Di tengah perjalanan, Marya tiba-tiba saja merasa tidak karuan dengan perasaannya sendiri. Ia pun mencoba suntuk terus tenang dengan sesekali menyebut nama Tuhannya sebagai meminta perlindungan.
Detik selanjutnya, Arsha bisa merasakan teriakan seseorang yang disusul oleh suatu benda yang menabrak tubuhnya.
Sakit, namun, belum sempat Marya berteriak meminta pertolongan, kegelapan mulai merenggutnya. Tamat, matanya sudah tidak bisa melihat apa-apa dengan tubuh yang tidak bisa merasakan apa-apa pula. Ia pingsan.
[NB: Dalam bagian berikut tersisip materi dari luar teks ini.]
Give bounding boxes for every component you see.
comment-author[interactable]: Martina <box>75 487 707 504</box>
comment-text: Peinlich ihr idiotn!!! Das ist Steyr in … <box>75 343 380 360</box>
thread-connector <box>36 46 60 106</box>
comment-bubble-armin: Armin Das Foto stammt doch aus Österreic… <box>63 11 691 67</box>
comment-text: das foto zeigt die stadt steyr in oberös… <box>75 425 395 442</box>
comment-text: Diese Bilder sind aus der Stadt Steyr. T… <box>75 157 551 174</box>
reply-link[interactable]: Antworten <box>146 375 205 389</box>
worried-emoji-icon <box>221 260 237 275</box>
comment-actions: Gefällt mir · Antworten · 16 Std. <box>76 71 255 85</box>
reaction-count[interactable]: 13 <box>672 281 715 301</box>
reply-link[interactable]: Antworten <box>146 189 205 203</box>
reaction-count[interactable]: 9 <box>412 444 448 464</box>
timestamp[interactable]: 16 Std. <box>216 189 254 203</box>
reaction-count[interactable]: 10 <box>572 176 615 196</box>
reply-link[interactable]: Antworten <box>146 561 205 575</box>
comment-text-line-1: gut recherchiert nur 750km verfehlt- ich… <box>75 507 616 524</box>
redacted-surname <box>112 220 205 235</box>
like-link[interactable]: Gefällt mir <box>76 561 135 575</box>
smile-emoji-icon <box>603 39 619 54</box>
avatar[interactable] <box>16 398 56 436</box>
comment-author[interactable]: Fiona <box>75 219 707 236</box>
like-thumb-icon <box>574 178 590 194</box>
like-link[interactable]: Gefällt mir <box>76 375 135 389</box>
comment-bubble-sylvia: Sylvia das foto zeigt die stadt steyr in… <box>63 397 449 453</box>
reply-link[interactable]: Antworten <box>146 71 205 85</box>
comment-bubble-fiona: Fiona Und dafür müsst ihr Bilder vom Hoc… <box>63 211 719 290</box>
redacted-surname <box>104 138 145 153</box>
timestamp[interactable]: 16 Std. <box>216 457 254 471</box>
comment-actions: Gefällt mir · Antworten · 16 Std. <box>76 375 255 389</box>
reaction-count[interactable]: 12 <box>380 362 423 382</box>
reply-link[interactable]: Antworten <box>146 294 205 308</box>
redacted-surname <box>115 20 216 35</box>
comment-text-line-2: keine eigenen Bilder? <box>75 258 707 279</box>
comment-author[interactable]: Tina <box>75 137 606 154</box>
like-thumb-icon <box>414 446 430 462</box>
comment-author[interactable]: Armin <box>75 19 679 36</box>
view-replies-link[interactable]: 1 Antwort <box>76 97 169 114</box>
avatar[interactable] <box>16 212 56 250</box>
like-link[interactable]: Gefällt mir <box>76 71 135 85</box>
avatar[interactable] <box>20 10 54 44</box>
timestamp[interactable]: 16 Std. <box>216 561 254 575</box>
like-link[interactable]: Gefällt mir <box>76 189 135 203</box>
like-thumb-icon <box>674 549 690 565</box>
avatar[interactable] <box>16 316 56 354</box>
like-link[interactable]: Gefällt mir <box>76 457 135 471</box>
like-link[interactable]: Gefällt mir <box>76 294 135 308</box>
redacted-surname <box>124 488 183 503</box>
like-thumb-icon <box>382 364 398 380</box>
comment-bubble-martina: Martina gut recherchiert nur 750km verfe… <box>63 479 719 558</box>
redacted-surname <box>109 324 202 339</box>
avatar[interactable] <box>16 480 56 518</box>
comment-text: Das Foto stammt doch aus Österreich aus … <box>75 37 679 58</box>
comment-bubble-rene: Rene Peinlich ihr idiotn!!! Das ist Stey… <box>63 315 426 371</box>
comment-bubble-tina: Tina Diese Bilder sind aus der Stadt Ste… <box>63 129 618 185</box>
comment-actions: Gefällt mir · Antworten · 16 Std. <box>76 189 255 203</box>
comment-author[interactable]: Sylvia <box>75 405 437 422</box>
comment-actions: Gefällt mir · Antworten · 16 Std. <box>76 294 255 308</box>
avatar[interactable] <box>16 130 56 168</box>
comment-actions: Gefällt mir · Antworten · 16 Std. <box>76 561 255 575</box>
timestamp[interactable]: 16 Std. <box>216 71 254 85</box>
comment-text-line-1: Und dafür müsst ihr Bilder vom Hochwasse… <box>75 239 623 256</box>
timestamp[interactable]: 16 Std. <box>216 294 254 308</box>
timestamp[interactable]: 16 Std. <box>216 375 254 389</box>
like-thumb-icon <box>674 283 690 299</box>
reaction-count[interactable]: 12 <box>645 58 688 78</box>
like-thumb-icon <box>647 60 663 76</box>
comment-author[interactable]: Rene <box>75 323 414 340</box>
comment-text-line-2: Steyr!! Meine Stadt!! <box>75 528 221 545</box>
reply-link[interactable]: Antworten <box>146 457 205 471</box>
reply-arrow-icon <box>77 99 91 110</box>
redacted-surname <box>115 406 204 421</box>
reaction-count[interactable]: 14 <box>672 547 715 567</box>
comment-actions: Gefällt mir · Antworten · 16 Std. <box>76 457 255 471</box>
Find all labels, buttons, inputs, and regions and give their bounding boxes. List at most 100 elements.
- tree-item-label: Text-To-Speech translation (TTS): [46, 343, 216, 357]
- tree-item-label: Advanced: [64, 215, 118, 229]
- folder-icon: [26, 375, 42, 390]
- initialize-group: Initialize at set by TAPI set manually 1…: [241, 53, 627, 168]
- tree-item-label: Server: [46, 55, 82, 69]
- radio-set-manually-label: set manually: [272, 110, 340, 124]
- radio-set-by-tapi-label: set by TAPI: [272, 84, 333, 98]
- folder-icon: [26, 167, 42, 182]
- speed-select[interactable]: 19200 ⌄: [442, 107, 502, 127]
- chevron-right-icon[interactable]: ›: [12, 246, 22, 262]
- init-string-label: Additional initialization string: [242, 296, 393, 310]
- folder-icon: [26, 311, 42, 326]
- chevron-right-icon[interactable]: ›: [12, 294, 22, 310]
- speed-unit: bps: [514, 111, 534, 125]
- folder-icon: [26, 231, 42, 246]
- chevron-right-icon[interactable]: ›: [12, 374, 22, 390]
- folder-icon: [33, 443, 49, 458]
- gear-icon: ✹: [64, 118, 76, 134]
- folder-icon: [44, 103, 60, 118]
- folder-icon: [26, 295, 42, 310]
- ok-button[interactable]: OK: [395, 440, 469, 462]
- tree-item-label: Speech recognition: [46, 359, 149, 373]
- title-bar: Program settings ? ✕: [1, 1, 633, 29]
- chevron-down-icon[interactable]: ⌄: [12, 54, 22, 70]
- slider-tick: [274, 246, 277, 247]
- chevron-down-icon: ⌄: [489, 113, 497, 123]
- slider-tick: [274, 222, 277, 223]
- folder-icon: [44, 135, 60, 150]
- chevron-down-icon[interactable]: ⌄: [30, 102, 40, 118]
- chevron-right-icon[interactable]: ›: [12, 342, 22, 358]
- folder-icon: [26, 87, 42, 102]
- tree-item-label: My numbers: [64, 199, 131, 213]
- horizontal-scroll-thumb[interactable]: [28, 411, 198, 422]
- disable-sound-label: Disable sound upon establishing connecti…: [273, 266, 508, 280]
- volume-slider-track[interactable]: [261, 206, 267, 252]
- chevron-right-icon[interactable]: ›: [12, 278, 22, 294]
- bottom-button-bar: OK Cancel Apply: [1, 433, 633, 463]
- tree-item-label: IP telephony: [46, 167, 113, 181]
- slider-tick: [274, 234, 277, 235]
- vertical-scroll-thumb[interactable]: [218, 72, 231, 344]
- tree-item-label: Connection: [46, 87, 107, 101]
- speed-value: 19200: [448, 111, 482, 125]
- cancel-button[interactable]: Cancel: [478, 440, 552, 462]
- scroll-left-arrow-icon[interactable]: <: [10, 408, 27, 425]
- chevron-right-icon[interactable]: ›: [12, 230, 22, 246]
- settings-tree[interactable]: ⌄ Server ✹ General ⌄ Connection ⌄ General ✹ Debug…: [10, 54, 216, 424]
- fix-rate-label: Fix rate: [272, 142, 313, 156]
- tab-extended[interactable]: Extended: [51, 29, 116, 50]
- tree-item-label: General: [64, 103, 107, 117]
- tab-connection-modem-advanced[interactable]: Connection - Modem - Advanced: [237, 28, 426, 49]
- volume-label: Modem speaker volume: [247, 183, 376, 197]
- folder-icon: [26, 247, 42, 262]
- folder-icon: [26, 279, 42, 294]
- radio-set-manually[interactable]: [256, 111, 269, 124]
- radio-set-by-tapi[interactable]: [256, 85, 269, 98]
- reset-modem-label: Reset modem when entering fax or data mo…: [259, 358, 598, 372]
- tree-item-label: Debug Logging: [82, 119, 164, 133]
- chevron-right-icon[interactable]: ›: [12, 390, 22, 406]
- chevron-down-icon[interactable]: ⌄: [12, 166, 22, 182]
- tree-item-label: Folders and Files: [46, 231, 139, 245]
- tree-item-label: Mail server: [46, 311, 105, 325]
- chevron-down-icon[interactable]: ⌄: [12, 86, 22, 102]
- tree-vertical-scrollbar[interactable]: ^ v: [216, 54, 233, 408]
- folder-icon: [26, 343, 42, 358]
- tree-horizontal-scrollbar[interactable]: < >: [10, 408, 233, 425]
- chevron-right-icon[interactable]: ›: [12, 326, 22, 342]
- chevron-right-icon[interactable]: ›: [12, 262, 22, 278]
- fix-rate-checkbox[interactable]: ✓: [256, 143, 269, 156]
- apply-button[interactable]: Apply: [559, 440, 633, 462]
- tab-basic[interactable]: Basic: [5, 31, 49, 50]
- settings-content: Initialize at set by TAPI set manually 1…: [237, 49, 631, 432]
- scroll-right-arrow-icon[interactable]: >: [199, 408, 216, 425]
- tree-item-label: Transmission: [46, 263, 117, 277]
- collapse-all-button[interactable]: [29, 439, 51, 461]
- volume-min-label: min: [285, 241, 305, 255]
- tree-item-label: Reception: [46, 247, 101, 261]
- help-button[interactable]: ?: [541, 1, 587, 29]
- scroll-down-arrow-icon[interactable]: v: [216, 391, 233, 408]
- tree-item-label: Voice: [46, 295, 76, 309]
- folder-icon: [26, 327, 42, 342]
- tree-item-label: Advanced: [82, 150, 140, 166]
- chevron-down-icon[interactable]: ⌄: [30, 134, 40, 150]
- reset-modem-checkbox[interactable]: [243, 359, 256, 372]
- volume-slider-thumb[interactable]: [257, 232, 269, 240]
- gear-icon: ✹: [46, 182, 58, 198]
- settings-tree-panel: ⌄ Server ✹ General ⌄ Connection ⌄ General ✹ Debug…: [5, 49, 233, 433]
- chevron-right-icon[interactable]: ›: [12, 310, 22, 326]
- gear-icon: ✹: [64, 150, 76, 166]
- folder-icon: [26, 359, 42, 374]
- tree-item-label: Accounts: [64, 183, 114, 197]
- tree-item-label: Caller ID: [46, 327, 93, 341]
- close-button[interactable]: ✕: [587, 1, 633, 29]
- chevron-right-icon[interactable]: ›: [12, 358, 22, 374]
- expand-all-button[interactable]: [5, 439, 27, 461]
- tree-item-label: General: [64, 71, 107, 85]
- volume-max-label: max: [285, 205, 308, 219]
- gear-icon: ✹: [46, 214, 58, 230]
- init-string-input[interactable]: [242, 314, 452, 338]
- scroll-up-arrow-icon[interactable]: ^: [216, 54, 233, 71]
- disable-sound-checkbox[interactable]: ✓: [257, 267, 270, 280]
Orang-orang yang melihat kejadian itu pun segera mendekati korban dengan beberapa orang lainnya mengecek si pengemudi yang tampaknya tengah mabuk itu. Tentu saja si pengemudi segera diamankan, sedangkan korbannya sendiri tengah dibawa menuju rumah sakit setelah ambulance datang.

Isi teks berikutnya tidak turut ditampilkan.